13 dic 2007

Is a "romance" a "ballad"? Imagine the following debate:

PEPE: It is a functional equivalent. Both are rhymed, anonymous, narrative poems. Metrically, the English ballad stanza features lines of about the same length as the Spanish octosílabo or 8-syllable line, so there is some functional equivalency there too. So yet, a romance is a ballad.

MARICARMEN: Pues no lo creo. The "romance" is a culturally, historically, and linguistically specific form. "Romance" meant the vernacular language, in disinction to Latin. Hence the "romance languages." The French derived their word for novel ("roman") from this word, the Spanish took their word for a certain kind of narrative poem from the same root. Later we had "romanticism." By translating it as "ballad" you are wrenching it out of that context.

The ballad is something different. Also a cultural distinct form that took shape on the border between England and Scotland. To call a romance a "ballad" is grotesque.

PEPE: The "romance" is also a border form, which took shape during the reconquista on the border between Christian and Muslim Spain. Another functional equivalency. How else would you translate it?

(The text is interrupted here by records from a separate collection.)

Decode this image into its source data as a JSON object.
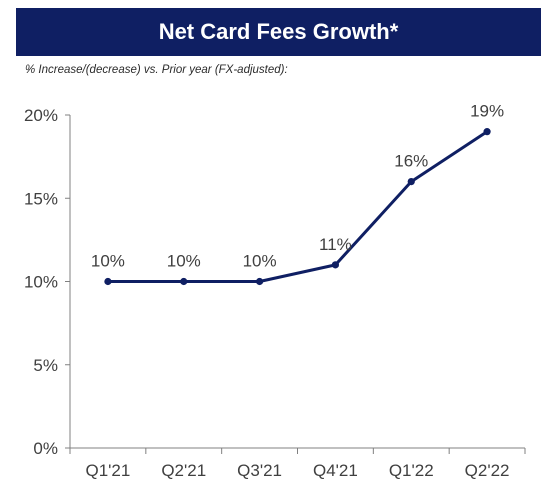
{
  "title": "Net Card Fees Growth*",
  "subtitle": "% Increase/(decrease)  vs. Prior year (FX-adjusted):",
  "colors": {
    "title_bg": "#0f1f63",
    "line": "#0f1f63",
    "axis": "#808080",
    "text": "#404040"
  },
  "chart_data": {
    "type": "line",
    "categories": [
      "Q1'21",
      "Q2'21",
      "Q3'21",
      "Q4'21",
      "Q1'22",
      "Q2'22"
    ],
    "values": [
      10,
      10,
      10,
      11,
      16,
      19
    ],
    "data_labels": [
      "10%",
      "10%",
      "10%",
      "11%",
      "16%",
      "19%"
    ],
    "yticks": [
      0,
      5,
      10,
      15,
      20
    ],
    "ytick_labels": [
      "0%",
      "5%",
      "10%",
      "15%",
      "20%"
    ],
    "ylim": [
      0,
      20
    ],
    "grid": false,
    "legend": "none",
    "xlabel": "",
    "ylabel": ""
  }
}
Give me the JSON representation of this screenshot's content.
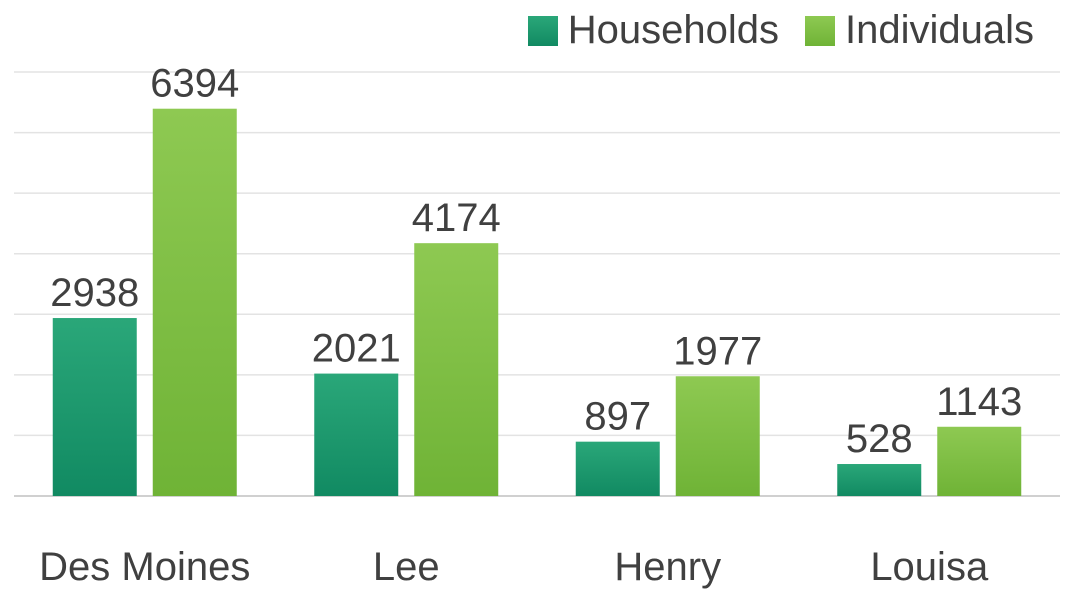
{
  "chart_data": {
    "type": "bar",
    "categories": [
      "Des Moines",
      "Lee",
      "Henry",
      "Louisa"
    ],
    "series": [
      {
        "name": "Households",
        "values": [
          2938,
          2021,
          897,
          528
        ],
        "color_top": "#2aa779",
        "color_bottom": "#118a62"
      },
      {
        "name": "Individuals",
        "values": [
          6394,
          4174,
          1977,
          1143
        ],
        "color_top": "#8ec952",
        "color_bottom": "#6fb336"
      }
    ],
    "ylim": [
      0,
      7000
    ],
    "grid": true,
    "legend": "top-right",
    "data_labels": true
  }
}
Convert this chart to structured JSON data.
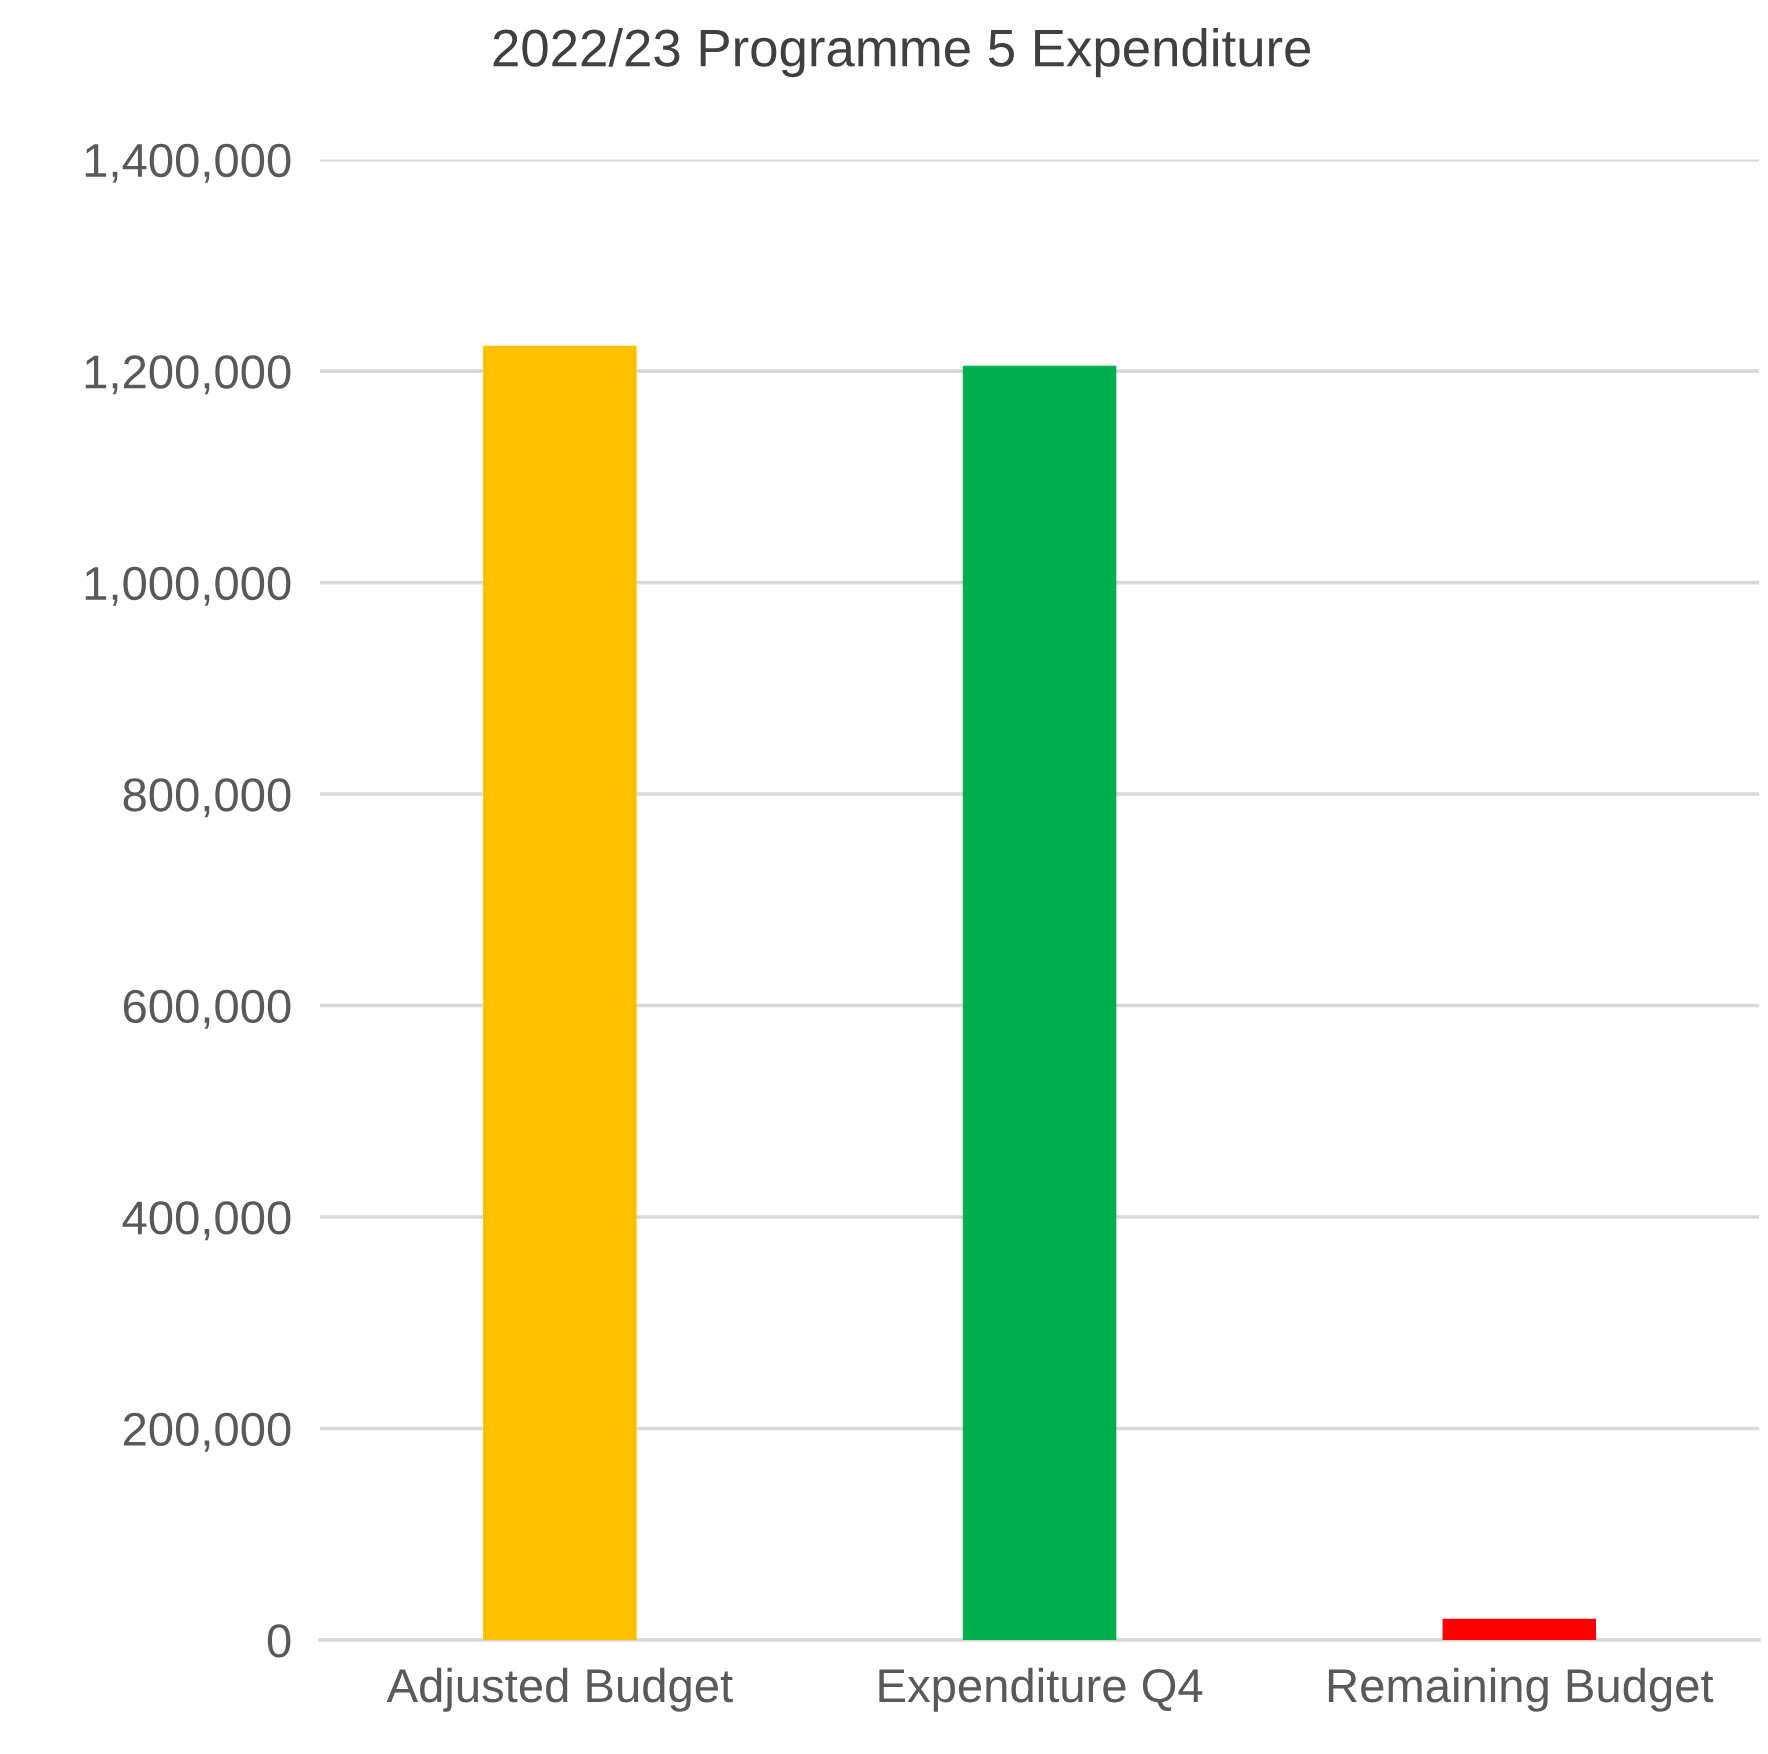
{
  "chart_data": {
    "type": "bar",
    "title": "2022/23 Programme 5 Expenditure",
    "categories": [
      "Adjusted Budget",
      "Expenditure Q4",
      "Remaining Budget"
    ],
    "values": [
      1224000,
      1205000,
      20000
    ],
    "colors": [
      "#ffc000",
      "#00b050",
      "#ff0000"
    ],
    "ylim": [
      0,
      1400000
    ],
    "yticks": [
      {
        "value": 0,
        "label": "0"
      },
      {
        "value": 200000,
        "label": "200,000"
      },
      {
        "value": 400000,
        "label": "400,000"
      },
      {
        "value": 600000,
        "label": "600,000"
      },
      {
        "value": 800000,
        "label": "800,000"
      },
      {
        "value": 1000000,
        "label": "1,000,000"
      },
      {
        "value": 1200000,
        "label": "1,200,000"
      },
      {
        "value": 1400000,
        "label": "1,400,000"
      }
    ],
    "grid": "y"
  }
}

MA-CA: I wouldn't translate the title at all. That is too much of a concession to the reader, who will think she knows what a "ballad" is from her knowledge of the folk traditions of the British Isles.

PP: Next you be telling me that gitano cannot be translated as "gypsy"! You're exasperating. Translation is always a search for cultural anaogies. Some work better than others, but "ballad" is the best we've got.

MC: You're right, gypsy is a horrible word. I prefer Roma, the term that the actual gypsies call themselves so my English-language version of Lorca's Romancero gitano will bear the title "Romancero / Roma.

1 comentario:

Joseph Duemer dijo...

I just pulled down my Collected Poems (Maurer) & read a couple of the Gypsy Ballads, substituting "Roma" for "Gypsy." I like the Roma / Romance parallel, too. But ultimately, for me, "Gypsy" -- for all its problems in English -- is the better cultural analogue.

As for "ballad," I think your Maricarmen has a better case. I know the Anglo-American ballad tradition pretty well & Lorca's poems have quite a different feel -- much less dispassionate than the typical Childe ballad. It's true that line length is roughly the same, but stanza structures a different, the English form being much more uniform within a given poem.

By the way, I first discovered the Ballads in my youth, in those Humphries translations you were talking about the other day. Even before I had dictionaried my way through Rilke, I had done the same with these poems. I think Kirkland's translations are pretty good.